By Marian Glaser © 1995
*Published in CONTEMPORARY VERSE II , 1995*
We walked and walked, moving with crowds,
units in a flow from platform to metro, corner to corner,
diverging into shops, emerging to tacit linkage.
Street musicians caused eddies, audience changing with notes.
We walked up the mountain, past gardens, private and botanical,
looking at petunias and exotica in neatly ranged beds.

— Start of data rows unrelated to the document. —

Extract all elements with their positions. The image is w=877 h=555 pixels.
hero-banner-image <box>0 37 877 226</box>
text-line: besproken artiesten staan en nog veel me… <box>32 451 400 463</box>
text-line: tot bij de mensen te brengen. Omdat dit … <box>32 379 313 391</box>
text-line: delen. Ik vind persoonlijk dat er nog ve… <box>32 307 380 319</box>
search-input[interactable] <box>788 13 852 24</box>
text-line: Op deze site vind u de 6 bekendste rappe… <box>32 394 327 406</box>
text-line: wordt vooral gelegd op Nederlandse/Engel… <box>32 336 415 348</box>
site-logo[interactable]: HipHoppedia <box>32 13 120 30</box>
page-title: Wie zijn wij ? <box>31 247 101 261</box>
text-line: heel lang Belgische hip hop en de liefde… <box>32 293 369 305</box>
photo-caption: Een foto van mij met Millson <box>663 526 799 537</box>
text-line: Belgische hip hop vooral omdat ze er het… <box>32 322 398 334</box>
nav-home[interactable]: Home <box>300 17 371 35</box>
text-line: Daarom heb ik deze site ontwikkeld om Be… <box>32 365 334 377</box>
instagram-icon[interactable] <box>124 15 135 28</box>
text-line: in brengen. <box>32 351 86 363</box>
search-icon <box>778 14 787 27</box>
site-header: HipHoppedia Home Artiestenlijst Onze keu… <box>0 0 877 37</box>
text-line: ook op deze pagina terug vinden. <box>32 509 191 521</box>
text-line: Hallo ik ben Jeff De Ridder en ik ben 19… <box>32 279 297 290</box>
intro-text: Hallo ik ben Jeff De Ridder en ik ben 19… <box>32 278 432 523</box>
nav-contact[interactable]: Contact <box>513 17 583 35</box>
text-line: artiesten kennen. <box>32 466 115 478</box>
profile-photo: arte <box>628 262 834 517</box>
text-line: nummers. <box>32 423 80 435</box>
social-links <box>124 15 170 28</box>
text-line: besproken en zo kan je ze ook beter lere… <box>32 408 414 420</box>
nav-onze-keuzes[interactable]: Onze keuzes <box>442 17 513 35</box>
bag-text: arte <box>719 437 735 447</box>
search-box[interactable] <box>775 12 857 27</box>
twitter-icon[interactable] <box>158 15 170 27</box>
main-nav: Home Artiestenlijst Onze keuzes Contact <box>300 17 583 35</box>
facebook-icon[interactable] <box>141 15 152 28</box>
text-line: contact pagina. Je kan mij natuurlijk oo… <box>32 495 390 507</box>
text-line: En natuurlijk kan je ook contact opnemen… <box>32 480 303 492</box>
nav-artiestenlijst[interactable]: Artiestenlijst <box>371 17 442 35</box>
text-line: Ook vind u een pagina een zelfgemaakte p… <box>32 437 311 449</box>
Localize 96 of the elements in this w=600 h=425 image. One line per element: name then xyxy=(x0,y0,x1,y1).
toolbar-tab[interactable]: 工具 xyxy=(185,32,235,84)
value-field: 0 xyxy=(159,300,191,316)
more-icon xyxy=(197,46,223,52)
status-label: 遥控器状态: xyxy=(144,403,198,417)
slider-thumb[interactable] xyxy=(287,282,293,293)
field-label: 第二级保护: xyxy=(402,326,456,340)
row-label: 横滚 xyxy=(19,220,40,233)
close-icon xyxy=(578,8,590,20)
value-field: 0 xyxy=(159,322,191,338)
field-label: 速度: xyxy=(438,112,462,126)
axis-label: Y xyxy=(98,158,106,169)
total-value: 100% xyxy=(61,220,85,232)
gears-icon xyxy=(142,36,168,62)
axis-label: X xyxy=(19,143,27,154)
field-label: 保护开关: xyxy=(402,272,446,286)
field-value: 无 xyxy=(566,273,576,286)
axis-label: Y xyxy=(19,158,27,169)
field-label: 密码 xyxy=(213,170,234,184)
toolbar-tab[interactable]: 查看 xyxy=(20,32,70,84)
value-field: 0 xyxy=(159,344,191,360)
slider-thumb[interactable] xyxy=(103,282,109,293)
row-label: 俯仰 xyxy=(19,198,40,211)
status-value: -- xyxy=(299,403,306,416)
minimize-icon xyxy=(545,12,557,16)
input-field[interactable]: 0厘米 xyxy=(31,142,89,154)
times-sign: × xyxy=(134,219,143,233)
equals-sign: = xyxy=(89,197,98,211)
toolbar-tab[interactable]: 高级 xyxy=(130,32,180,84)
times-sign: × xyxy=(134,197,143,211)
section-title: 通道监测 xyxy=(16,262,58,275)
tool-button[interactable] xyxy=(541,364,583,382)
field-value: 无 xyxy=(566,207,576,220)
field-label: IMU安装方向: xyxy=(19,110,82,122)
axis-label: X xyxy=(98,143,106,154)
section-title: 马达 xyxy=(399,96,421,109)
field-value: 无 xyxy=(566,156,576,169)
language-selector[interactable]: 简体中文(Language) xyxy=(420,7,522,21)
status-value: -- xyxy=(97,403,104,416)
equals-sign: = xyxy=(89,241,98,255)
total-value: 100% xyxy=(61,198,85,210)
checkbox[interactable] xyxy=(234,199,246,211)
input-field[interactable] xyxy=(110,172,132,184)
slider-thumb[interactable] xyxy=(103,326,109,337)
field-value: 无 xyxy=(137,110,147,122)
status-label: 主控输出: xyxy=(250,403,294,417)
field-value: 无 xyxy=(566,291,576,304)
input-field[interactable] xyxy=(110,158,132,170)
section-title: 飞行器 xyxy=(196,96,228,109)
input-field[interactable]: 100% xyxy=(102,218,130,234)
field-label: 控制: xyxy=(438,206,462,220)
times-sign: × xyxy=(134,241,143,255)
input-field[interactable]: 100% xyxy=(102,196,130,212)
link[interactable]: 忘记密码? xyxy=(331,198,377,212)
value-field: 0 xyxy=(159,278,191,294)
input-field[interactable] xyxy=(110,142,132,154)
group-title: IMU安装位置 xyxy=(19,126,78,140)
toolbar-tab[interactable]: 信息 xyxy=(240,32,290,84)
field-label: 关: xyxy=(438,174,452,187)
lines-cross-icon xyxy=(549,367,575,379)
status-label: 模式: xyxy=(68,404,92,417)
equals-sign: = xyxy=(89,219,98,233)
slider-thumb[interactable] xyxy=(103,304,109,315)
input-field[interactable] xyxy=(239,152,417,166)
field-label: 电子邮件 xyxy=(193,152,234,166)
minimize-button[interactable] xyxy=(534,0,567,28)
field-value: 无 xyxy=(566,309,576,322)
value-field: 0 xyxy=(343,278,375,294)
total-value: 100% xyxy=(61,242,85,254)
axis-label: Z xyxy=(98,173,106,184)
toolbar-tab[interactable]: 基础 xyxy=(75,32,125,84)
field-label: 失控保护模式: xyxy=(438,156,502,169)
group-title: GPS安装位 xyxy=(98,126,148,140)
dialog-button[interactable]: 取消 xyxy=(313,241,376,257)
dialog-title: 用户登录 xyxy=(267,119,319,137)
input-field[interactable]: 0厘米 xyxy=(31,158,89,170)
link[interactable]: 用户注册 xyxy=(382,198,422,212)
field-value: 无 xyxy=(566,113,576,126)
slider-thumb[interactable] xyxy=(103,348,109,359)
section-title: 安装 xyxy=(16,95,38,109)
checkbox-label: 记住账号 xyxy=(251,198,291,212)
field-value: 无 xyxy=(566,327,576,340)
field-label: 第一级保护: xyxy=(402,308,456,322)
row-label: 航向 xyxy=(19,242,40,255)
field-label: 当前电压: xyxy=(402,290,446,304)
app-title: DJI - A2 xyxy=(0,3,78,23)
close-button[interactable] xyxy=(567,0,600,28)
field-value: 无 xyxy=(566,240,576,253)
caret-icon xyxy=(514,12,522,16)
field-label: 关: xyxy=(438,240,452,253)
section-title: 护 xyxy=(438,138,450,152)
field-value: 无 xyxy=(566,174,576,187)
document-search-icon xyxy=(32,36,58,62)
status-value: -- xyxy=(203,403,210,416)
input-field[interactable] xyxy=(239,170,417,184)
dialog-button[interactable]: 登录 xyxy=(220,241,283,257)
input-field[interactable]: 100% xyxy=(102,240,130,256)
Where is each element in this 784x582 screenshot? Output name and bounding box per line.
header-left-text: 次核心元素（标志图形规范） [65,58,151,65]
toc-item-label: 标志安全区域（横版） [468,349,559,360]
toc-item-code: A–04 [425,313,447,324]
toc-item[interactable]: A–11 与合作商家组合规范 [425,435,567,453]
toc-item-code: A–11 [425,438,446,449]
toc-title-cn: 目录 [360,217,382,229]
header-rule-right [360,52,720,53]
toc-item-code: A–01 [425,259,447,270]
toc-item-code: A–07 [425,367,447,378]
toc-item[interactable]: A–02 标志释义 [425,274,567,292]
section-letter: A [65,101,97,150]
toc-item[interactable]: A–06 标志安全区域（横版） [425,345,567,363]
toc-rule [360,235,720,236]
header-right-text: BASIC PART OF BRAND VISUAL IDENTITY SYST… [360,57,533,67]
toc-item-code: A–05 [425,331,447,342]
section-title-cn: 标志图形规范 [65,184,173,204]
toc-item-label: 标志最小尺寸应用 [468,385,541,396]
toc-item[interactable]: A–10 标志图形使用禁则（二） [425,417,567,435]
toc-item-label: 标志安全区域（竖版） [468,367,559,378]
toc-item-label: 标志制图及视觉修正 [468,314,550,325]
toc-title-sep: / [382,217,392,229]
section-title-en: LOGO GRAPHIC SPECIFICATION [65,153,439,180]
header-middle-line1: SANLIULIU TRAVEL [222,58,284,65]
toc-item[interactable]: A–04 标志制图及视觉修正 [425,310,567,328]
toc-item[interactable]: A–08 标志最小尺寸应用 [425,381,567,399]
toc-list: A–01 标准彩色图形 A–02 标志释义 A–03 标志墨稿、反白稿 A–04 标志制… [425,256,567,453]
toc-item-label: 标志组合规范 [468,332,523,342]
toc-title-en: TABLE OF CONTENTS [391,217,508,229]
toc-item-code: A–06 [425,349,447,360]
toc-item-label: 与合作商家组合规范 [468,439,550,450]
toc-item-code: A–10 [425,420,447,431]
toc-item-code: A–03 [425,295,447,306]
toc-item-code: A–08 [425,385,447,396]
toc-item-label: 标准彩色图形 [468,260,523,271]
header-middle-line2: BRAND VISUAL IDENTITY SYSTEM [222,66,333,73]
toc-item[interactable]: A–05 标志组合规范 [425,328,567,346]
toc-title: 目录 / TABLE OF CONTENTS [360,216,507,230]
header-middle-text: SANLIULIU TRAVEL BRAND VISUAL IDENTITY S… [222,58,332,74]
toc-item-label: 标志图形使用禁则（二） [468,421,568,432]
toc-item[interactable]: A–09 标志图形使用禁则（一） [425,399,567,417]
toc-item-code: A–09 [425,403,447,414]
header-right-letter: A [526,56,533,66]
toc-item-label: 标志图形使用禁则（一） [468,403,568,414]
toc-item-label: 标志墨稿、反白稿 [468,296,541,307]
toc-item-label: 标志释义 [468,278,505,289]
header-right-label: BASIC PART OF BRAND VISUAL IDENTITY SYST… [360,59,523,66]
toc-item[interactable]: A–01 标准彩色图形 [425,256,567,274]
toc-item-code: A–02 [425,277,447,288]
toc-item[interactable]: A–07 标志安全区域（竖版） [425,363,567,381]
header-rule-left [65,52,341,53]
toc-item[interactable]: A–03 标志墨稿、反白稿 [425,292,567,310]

Greenhouses
offered plants out of season, climate, place; dates and bonsai in mid-Montreal.
We walked to restaurants, savouring absurdities between bites,
overhearing boasts about difficult deliveries, moans about
evil children spawning angels, sighs from silently disapproving parents,
arguments thinly disguised as concern over food choices.
We felt immune, free to sample life, enjoy, laugh, love.
Years came with strange portents. I sat on bookstore floors
too exhausted to stretch and bend, peering at titles.
My hip gave out, refusing for a moment to support me, leaving
me balanced, crane fashion, on one leg, my pace slowed.
Others swerved, casting curious glances at the animated obstacle.
An orange dressing gown faded to grey and took a month to brighten.
Heat dizzied me. Pretending all was normal refused to work.
A positive Babinsky showed damage somewhere, signals not traveling,
a stoppage. Perhaps a tumour pressing on nerves, letting stray messages
seep through, carrying incomplete information.
September eighty-four shone with sunlight.
The mountain maples blazed with colour.